To contextualize our results,
Table 5 compares the validation accuracy of our approach to selected recent studies. Importantly, these results derive from studies using similar but not identical protocols. While most referenced methods used the same four-class MRI dataset, differences in preprocessing, augmentation, or train-test splits can affect outcomes. As a result,
Table 5 provides a broad comparison; nonetheless, our 98.15% accuracy remains competitive with State-of-the-Art under these common conditions.

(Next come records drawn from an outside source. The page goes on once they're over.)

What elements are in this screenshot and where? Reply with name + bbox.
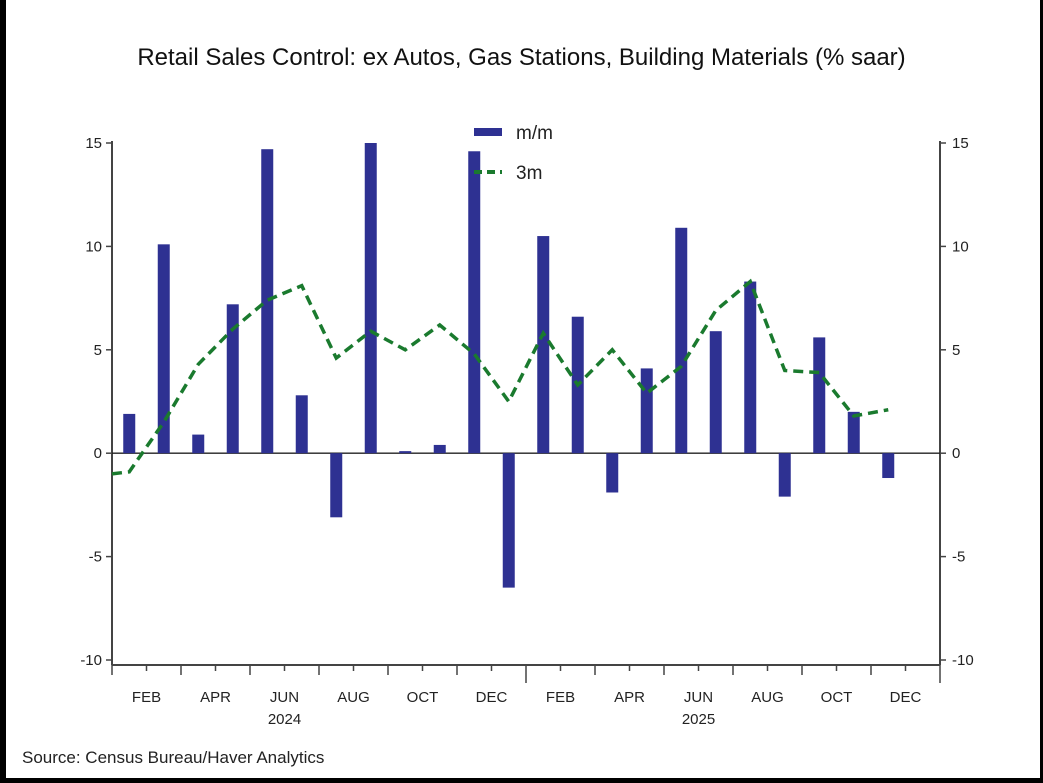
year-label: 2024 bbox=[268, 711, 301, 728]
y-tick-label-right: 15 bbox=[952, 135, 969, 152]
chart-frame bbox=[6, 0, 1040, 778]
bar-mm bbox=[399, 451, 412, 454]
bar-mm bbox=[295, 395, 308, 454]
x-tick-label: APR bbox=[200, 689, 231, 706]
y-tick-label-right: 10 bbox=[952, 238, 969, 255]
x-tick-label: DEC bbox=[476, 689, 508, 706]
y-tick-label-left: 5 bbox=[94, 342, 102, 359]
bars-mm bbox=[123, 143, 895, 588]
x-tick-label: OCT bbox=[407, 689, 439, 706]
x-tick-label: JUN bbox=[684, 689, 713, 706]
x-tick-label: AUG bbox=[751, 689, 784, 706]
bar-mm bbox=[847, 411, 860, 454]
legend: m/m 3m bbox=[474, 123, 553, 184]
bar-mm bbox=[157, 244, 170, 454]
y-tick-label-right: 0 bbox=[952, 445, 960, 462]
bar-mm bbox=[261, 149, 274, 454]
y-tick-label-right: -5 bbox=[952, 549, 965, 566]
year-label: 2025 bbox=[682, 711, 715, 728]
y-tick-label-right: 5 bbox=[952, 342, 960, 359]
axes: 15 15 10 10 5 5 0 0 -5 -5 -10 -10 FEB APR JUN AUG OCT DEC… bbox=[80, 135, 973, 728]
legend-label-3m: 3m bbox=[516, 163, 542, 184]
bar-mm bbox=[123, 413, 136, 454]
y-tick-label-left: -10 bbox=[80, 652, 102, 669]
source-note: Source: Census Bureau/Haver Analytics bbox=[22, 748, 325, 767]
x-tick-label: OCT bbox=[821, 689, 853, 706]
bar-mm bbox=[675, 227, 688, 454]
x-tick-label: FEB bbox=[546, 689, 575, 706]
bar-mm bbox=[468, 151, 481, 454]
x-tick-label: FEB bbox=[132, 689, 161, 706]
bar-mm bbox=[709, 331, 722, 454]
bar-mm bbox=[813, 337, 826, 454]
bar-mm bbox=[330, 453, 343, 518]
bar-mm bbox=[433, 444, 446, 454]
bar-mm bbox=[537, 236, 550, 454]
bar-mm bbox=[778, 453, 791, 497]
bar-mm bbox=[502, 453, 515, 588]
x-tick-label: APR bbox=[614, 689, 645, 706]
x-tick-label: JUN bbox=[270, 689, 299, 706]
y-tick-label-left: 10 bbox=[85, 238, 102, 255]
bar-mm bbox=[640, 368, 653, 454]
line-3m bbox=[111, 278, 889, 476]
line-3m-path bbox=[111, 278, 889, 476]
bar-mm bbox=[192, 434, 205, 454]
legend-label-mm: m/m bbox=[516, 123, 553, 144]
bar-mm bbox=[226, 304, 239, 454]
y-tick-label-left: 0 bbox=[94, 445, 102, 462]
legend-swatch-mm bbox=[474, 128, 502, 136]
chart-title: Retail Sales Control: ex Autos, Gas Stat… bbox=[137, 44, 906, 71]
bar-mm bbox=[364, 143, 377, 454]
y-tick-label-right: -10 bbox=[952, 652, 974, 669]
x-tick-label: DEC bbox=[890, 689, 922, 706]
x-tick-label: AUG bbox=[337, 689, 370, 706]
y-tick-label-left: 15 bbox=[85, 135, 102, 152]
bar-mm bbox=[882, 453, 895, 479]
bar-mm bbox=[606, 453, 619, 493]
bar-mm bbox=[744, 281, 757, 454]
y-tick-label-left: -5 bbox=[89, 549, 102, 566]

Notably, the framework outperforms genetic algorithm-enhanced CNNs (94.2%) and both variants of particle swarm-optimized CNNs (96.64%, 96.8%), demonstrating SA’s superior ability to navigate non-convex hyperparameter landscapes without premature convergence. The 1.22 percentage point advantage over advanced CNN–ML hybrids (97.93%) further emphasizes the benefits of holistic architectural tuning via SA, which simultaneously optimizes activation functions, regularization, and feature extraction parameters rather than isolating individual components. While transfer learning approaches (97.12%) reduce training costs through pre-trained feature extractors, their reliance on generic ImageNet-derived representations limits adaptability to MRI-specific tumor morphology, a gap addressed by SA’s direct optimization of domain-tailored architectures.

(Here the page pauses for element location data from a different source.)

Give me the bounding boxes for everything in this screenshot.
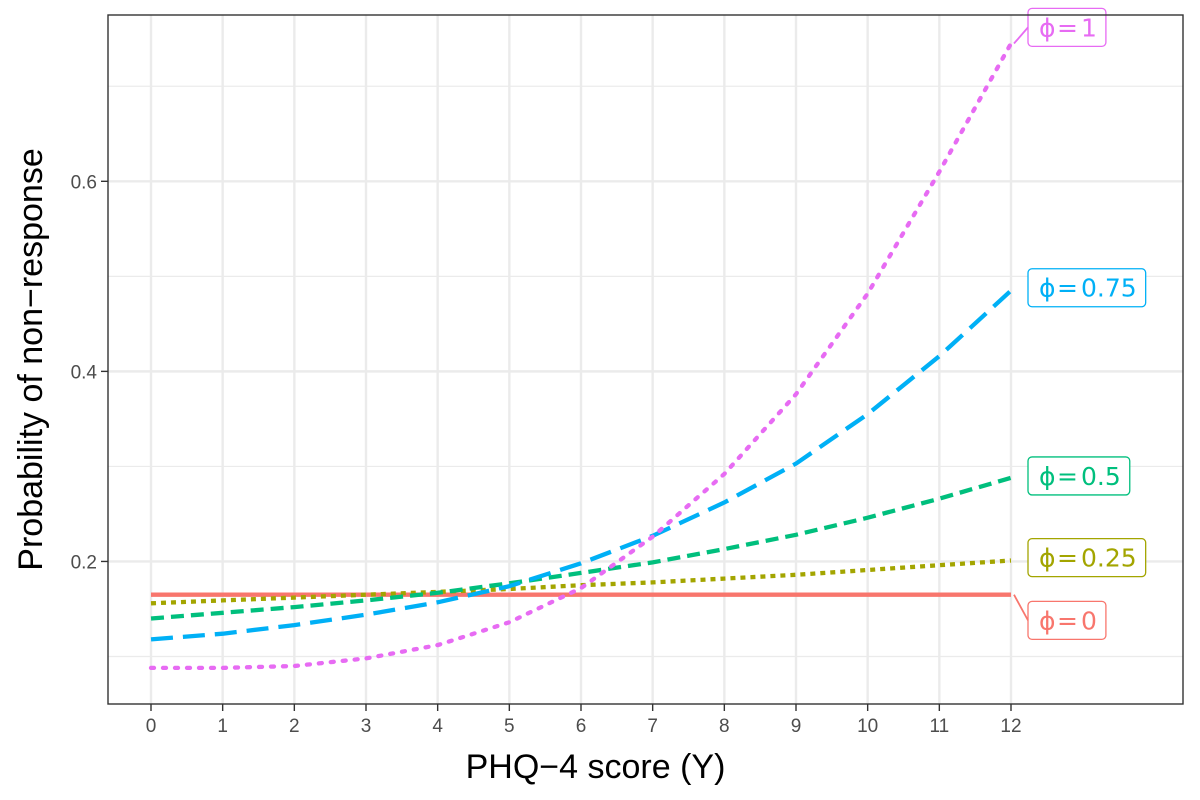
series-label: ϕ = 0.75: [1027, 268, 1147, 308]
series-label-phi: ϕ: [1039, 606, 1056, 635]
y-axis-title: Probability of non−response: [12, 148, 50, 570]
x-tick-label: 12: [1000, 716, 1021, 737]
x-tick-label: 5: [504, 716, 515, 737]
x-tick-label: 8: [719, 716, 730, 737]
y-tick-label: 0.4: [71, 362, 98, 383]
minor-gridlines: [108, 85, 1183, 658]
x-axis-title: PHQ−4 score (Y): [466, 748, 726, 786]
series-lines: [148, 41, 1014, 671]
x-tick-label: 10: [857, 716, 878, 737]
series-label-box: [1027, 537, 1147, 578]
series-line: [148, 41, 1014, 671]
series-label: ϕ = 0.25: [1027, 537, 1147, 578]
series-label-phi: ϕ: [1039, 544, 1056, 573]
series-label-phi: ϕ: [1039, 462, 1056, 491]
series-label-equals: =: [1057, 606, 1078, 635]
series-label-equals: =: [1057, 274, 1078, 303]
series-label-box: [1027, 456, 1131, 496]
x-tick-label: 4: [432, 716, 443, 737]
y-axis: 0.2 0.4 0.6: [71, 172, 108, 573]
series-line: [150, 475, 1012, 621]
x-tick-label: 9: [791, 716, 802, 737]
series-label-equals: =: [1057, 544, 1078, 573]
x-tick-label: 7: [647, 716, 658, 737]
x-tick-label: 6: [576, 716, 587, 737]
series-label-value: 1: [1081, 13, 1097, 42]
series-line: [150, 558, 1012, 606]
series-label-value: 0.75: [1081, 274, 1137, 303]
series-label-phi: ϕ: [1039, 274, 1056, 303]
series-label-equals: =: [1057, 13, 1078, 42]
x-tick-label: 2: [289, 716, 300, 737]
series-label-value: 0: [1081, 606, 1097, 635]
y-tick-label: 0.2: [71, 552, 97, 573]
series-label-equals: =: [1057, 462, 1078, 491]
x-tick-label: 11: [929, 716, 949, 737]
x-tick-label: 0: [146, 716, 157, 737]
series-label-box: [1027, 268, 1147, 308]
series-label-connector: [1013, 26, 1029, 45]
x-tick-label: 3: [361, 716, 372, 737]
series-label-phi: ϕ: [1039, 13, 1056, 42]
series-label-connector: [1013, 594, 1029, 621]
series-label-value: 0.25: [1081, 544, 1137, 573]
x-tick-label: 1: [217, 716, 228, 737]
y-tick-label: 0.6: [71, 172, 97, 193]
series-labels: ϕ = 0ϕ = 0.25ϕ = 0.5ϕ = 0.75ϕ = 1: [1013, 7, 1147, 641]
series-label: ϕ = 0.5: [1027, 456, 1131, 496]
plot-panel-border: [107, 14, 1184, 705]
major-gridlines: [108, 15, 1183, 704]
x-axis: 0 1 2 3 4 5 6 7 8 9 10 11 12: [146, 704, 1022, 737]
series-line: [150, 289, 1013, 642]
series-label: ϕ = 0: [1013, 594, 1107, 641]
series-label: ϕ = 1: [1013, 7, 1107, 48]
series-label-value: 0.5: [1081, 462, 1121, 491]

The proximity to Bayesian-optimized CNNs (98.70% accuracy across three tumor classes) is particularly instructive. They base their design on VGG-16, reducing it to five convolutional layers and two dense layers, and inserting a dropout layer to prevent overfitting—all while preserving the original max-pooling scheme. They apply Bayesian Optimization, which builds a lightweight surrogate model and uses an expected improvement acquisition function to efficiently probe the most promising hyperparameter settings [
23]. In contrast, our SA-configured network was deliberately streamlined for a four-class classification task, reducing both model depth and the breadth of hyperparameter exploration to curtail training time and accommodate limited computational resources. Although this leaner architecture and more moderate search space yield a slightly lower overall accuracy of 98.15%, they reflect a practical trade-off between performance and the real-world limitations of hardware capacity and turnaround requirements.
The 98.15% accuracy exceeds the 95% minimum accuracy threshold recommended for auxiliary diagnostic tools in radiological workflows. When contextualized against the Kaggle dataset’s inherent heterogeneity—spanning multiple MRI scanners, slice orientations, and tumor stages—the framework’s generalizability suggests strong potential for real-world adoption, particularly in resource-constrained settings where balancing accuracy and computational costs is paramount.